5. 7.2 Plasma Membrane
Fluid Mosaic Model – the plasma membrane moves like water and is made of many parts.

6. 7.4 Cellular Transport QUESTION!
A plasma membrane is like a fence around a community. Small animals may easily go into and out of the fence. However, large trucks with deliveries may not get through. How would these large delivery trucks get into the cell (community)?

7. 7.4 Cellular Transport
Passive Transport - High to low concentration (no energy)
Facilitated Diffusion (helping) - Movement from high to low concentration. Proteins will aid particles in crossing the membrane.
Osmosis (Water)
Water moves from high to low concentration to reach equilibrium and does not use ATP (energy) to do it.
Diffusion - Movement of particles (not water) from High concentration to low concentration to reach equilibrium (equal on both sides)

8. 7.4 Cellular Transport QUESTION!
If 100 students were crammed into this classroom, would it take energy for me to pull more students from the hallway and push them into the classroom?

9. 7.4 Cellular Transport

10. 7.4 Cellular Transport
Active Transport - Low to high concentration (Requires Energy ATP) ***ONLY ONE THAT NEEDS ENERGY***
Particles move against the concentration gradient.
Concentration: # of particles in a given space.
Gradient: Difference of concentration across a membrane.

11. 7.4 Cellular Transport
3 Types of environments where a cell exists.

12. 7.4 Cellular Transport
Isotonic – equal concentration of water and particles inside and outside the cell. No net movement of water.
Hypotonic – the cell grows. More particles inside the cell than outside.The concentration of water is higher outside of the cell. Water moves into the cell
Plant cells swell. The cells could pop or burst. (cytolysis)
Hypertonic – the cell shrinks. More particles (high concentration) outside the cell than inside. Water moves from inside to outside the cell
Plants wilt. The cells shrink and die (plasmolysis)

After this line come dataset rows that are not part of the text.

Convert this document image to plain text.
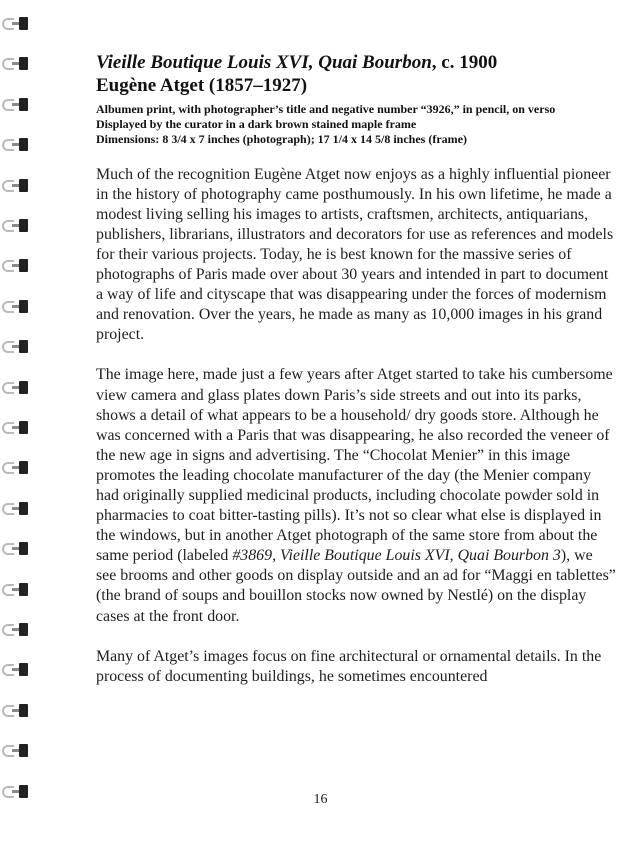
Vieille Boutique Louis XVI, Quai Bourbon, c. 1900
Eugène Atget (1857–1927)

Albumen print, with photographer’s title and negative number “3926,” in pencil, on verso

Displayed by the curator in a dark brown stained maple frame

Dimensions: 8 3/4 x 7 inches (photograph); 17 1/4 x 14 5/8 inches (frame)

Much of the recognition Eugène Atget now enjoys as a highly influential pioneer in the history of photography came posthumously. In his own lifetime, he made a modest living selling his images to artists, craftsmen, architects, antiquarians, publishers, librarians, illustrators and decorators for use as references and models for their various projects. Today, he is best known for the massive series of photographs of Paris made over about 30 years and intended in part to document a way of life and cityscape that was disappearing under the forces of modernism and renovation. Over the years, he made as many as 10,000 images in his grand project.

The image here, made just a few years after Atget started to take his cumbersome view camera and glass plates down Paris’s side streets and out into its parks, shows a detail of what appears to be a household/ dry goods store. Although he was concerned with a Paris that was disappearing, he also recorded the veneer of the new age in signs and advertising. The “Chocolat Menier” in this image promotes the leading chocolate manufacturer of the day (the Menier company had originally supplied medicinal products, including chocolate powder sold in pharmacies to coat bitter-tasting pills). It’s not so clear what else is displayed in the windows, but in another Atget photograph of the same store from about the same period (labeled #3869, Vieille Boutique Louis XVI, Quai Bourbon 3), we see brooms and other goods on display outside and an ad for “Maggi en tablettes” (the brand of soups and bouillon stocks now owned by Nestlé) on the display cases at the front door.

Many of Atget’s images focus on fine architectural or ornamental details. In the process of documenting buildings, he sometimes encountered

16
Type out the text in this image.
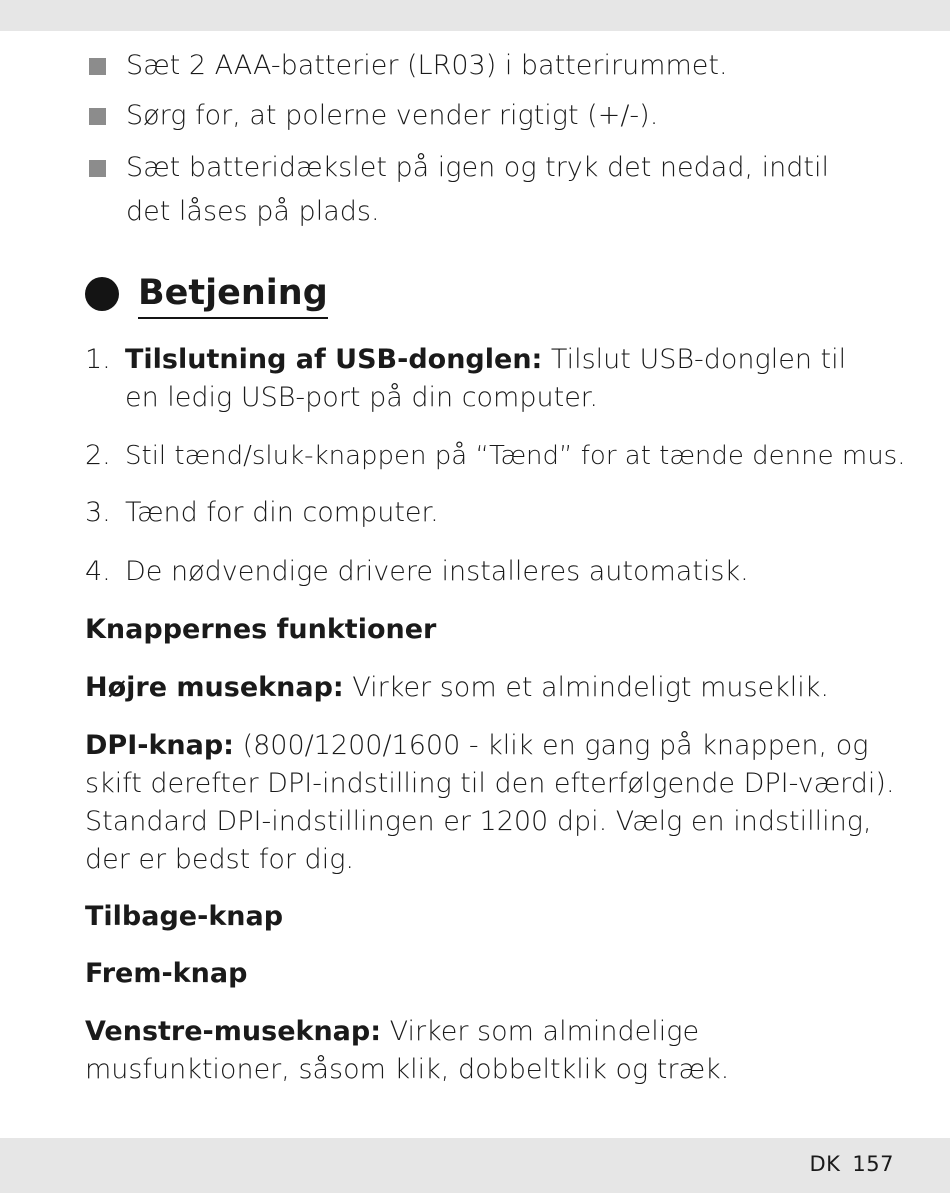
Sæt 2 AAA-batterier (LR03) i batterirummet.
Sørg for, at polerne vender rigtigt (+/-).
Sæt batteridækslet på igen og tryk det nedad, indtil det låses på plads.
Betjening
1. Tilslutning af USB-donglen: Tilslut USB-donglen til en ledig USB-port på din computer.
2. Stil tænd/sluk-knappen på “Tænd” for at tænde denne mus.
3. Tænd for din computer.
4. De nødvendige drivere installeres automatisk.
Knappernes funktioner
Højre museknap: Virker som et almindeligt museklik.
DPI-knap: (800/1200/1600 - klik en gang på knappen, og skift derefter DPI-indstilling til den efterfølgende DPI-værdi). Standard DPI-indstillingen er 1200 dpi. Vælg en indstilling, der er bedst for dig.
Tilbage-knap
Frem-knap
Venstre-museknap: Virker som almindelige musfunktioner, såsom klik, dobbeltklik og træk.
DK 157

13. 7.4 Cellular Transport Endocytosis – The cell eats (endo = in)
Exocytosis – The cell removes waste. Particles exit. (exo=exit)

14. 7.4 Cellular Transport CONCLUSION!
All cells have a plasma membrane that regulates movement of molecules into and out of the cell.
Membrane is a phospholipid bilayer that is fluid and made up of proteins, cholesterol, and carbohydrates.
Diffusion is the movement of particles. Osmosis is the movement of water.
Active transport requires energy in order to move particles against the concentration gradient.
There are 3 environments in which cells live...isotonic, hypertonic, hypotonic.
Cells utilize exocytosis to remove products and endocytosis in order to receive products

15. 7.4 Cellular Transport TASKS!
1. Draw a plasma membrane labeling it's parts
2. How is active transport different from facilitated diffusion?
3. How is diffusion different from osmosis?
4. If a cell is dropped into a very salty solution, what would happen to the cell? Would it swell, shrink, or stay the same? Where would the water go?